Does Dish Network still carry MuchMusic channel (158) ?

I see it on their website, but I can't find it in their channel guide. Is it still available?


----------



## Scott Greczkowski (Mar 21, 2002)

Yes it's still there. (although this version of Much Music SUCKS comapired to the Canadian version)

If you can't see it do a check switch and that should get it in for you.

(Also be aware they are doing some transponder shuffling, as they are putting Echostar 7 in service today!)

Welcome to DBStalk! We hope you will register!


----------



## Kevin (Mar 27, 2002)

> (although this version of Much Music SUCKS comapired to the Canadian version)
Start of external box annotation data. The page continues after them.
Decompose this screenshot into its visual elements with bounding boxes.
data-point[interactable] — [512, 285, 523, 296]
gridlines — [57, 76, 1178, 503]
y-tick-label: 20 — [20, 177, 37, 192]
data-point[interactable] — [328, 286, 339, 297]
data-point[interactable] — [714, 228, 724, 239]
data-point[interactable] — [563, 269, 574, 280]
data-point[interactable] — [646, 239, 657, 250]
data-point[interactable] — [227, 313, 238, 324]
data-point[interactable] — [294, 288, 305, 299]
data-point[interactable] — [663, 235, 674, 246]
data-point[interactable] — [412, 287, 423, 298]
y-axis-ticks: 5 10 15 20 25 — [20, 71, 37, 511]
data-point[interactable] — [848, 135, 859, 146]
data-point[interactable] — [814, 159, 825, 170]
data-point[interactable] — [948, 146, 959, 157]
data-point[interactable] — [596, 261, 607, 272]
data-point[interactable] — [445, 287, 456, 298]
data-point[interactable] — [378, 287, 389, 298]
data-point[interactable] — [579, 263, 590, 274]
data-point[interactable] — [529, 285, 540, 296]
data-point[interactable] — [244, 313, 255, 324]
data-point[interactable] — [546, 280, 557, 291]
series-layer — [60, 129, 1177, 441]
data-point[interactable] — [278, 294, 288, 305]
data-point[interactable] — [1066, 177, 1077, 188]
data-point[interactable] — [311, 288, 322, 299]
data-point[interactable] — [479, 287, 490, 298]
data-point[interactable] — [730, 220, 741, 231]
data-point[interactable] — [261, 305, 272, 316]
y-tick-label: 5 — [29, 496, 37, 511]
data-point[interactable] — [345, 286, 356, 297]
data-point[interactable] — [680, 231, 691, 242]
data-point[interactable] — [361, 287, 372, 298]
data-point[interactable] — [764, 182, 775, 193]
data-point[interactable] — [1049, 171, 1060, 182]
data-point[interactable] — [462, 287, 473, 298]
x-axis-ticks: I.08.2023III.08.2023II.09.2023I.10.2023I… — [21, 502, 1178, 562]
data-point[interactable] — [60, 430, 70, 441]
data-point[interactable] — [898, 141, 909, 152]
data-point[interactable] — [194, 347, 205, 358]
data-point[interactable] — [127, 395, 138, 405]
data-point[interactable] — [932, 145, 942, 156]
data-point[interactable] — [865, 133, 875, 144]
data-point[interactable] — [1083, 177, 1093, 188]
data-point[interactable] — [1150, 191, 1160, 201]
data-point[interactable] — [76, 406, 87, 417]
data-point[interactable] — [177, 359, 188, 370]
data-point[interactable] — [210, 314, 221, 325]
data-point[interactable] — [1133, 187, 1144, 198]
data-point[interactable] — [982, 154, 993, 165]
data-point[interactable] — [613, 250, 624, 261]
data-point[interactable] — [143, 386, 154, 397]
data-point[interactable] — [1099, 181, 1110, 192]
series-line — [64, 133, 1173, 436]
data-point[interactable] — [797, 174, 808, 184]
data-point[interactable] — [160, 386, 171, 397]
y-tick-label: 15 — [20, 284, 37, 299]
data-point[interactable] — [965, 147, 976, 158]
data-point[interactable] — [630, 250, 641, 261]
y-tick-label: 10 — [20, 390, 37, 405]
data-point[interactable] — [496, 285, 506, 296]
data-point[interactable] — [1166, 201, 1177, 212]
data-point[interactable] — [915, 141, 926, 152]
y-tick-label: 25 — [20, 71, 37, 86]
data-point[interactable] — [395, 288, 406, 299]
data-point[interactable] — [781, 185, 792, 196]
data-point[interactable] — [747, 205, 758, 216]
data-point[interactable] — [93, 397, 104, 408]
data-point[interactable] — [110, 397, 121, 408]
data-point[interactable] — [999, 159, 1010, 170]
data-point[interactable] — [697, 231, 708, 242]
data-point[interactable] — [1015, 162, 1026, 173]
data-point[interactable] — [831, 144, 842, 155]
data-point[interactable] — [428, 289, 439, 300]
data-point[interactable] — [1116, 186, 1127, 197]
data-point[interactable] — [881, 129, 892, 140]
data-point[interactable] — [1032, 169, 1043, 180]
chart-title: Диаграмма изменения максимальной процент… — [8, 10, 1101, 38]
 I agree, the USA version of MuchMusic is horrible! I enjoy the Canadian programming much more than the American garbage on that channel. The Wedge is the best music show ever. Too bad us E* subs never got to enjoy MuchMusic Canada before Rainbow Media bought it and let it go to hell!


----------



## Jacob S (Apr 14, 2002)

Didnt DirecTv used to have the Canadian Much Music Channel then switch to the MMUSA version of it lately?


----------



## EvanS (Mar 27, 2002)

good to hear this from others...all I ever heard was MuchMusicMuchMusicMuchMusicMuchMusicMuchMusicMuchMusicMuchMusic - and then I got it and really started thinking I was out of touch
I can do without it, tell the truth


----------



## Scott Greczkowski (Mar 21, 2002)

Trust us the old version of Much Music was MUCH MUCH better then this. People wanted to old version (which was basicly identical to the Canadian Much Music Service) not this watered down crap with all the graphics on the screen.


----------



## John Walsh (Apr 22, 2002)

I think the Much Music is great (when I get 119 tr 18). I would have loved to have seen the other version


----------



## James_F (Apr 23, 2002)

I always like the "Boxing Day" specials!


----------



## Kevin (Mar 27, 2002)

Yes Jacob, DirecTV used to carry the Canadian feed of MuchMusic until Rainbow Media bought out half of MuchMusic and launched MuchMusic USA in June 2001 for all viewers in the U.S. This marked the end of the MuchMusic Canada feed in the U.S.


----------



## Brian Rector (Mar 25, 2002)

MuchMusic was so much cooler back then when you could see such acts as Matthew Goode Band, etc. Now it seems that the channel is nothing more than a subpar copy of MTV ( MTV has the Osbournes....and thats about the only cool thing on the channel these days).


----------



## Jacob S (Apr 14, 2002)

Why couldnt MuchMusic broadcast their Canadian channel and call it MuchMusic 2 just like MTV2 ? Maybe we should start emailing Muchmusic and Dish Network and so forth to see if they will add it or not to see if this is even possible.


----------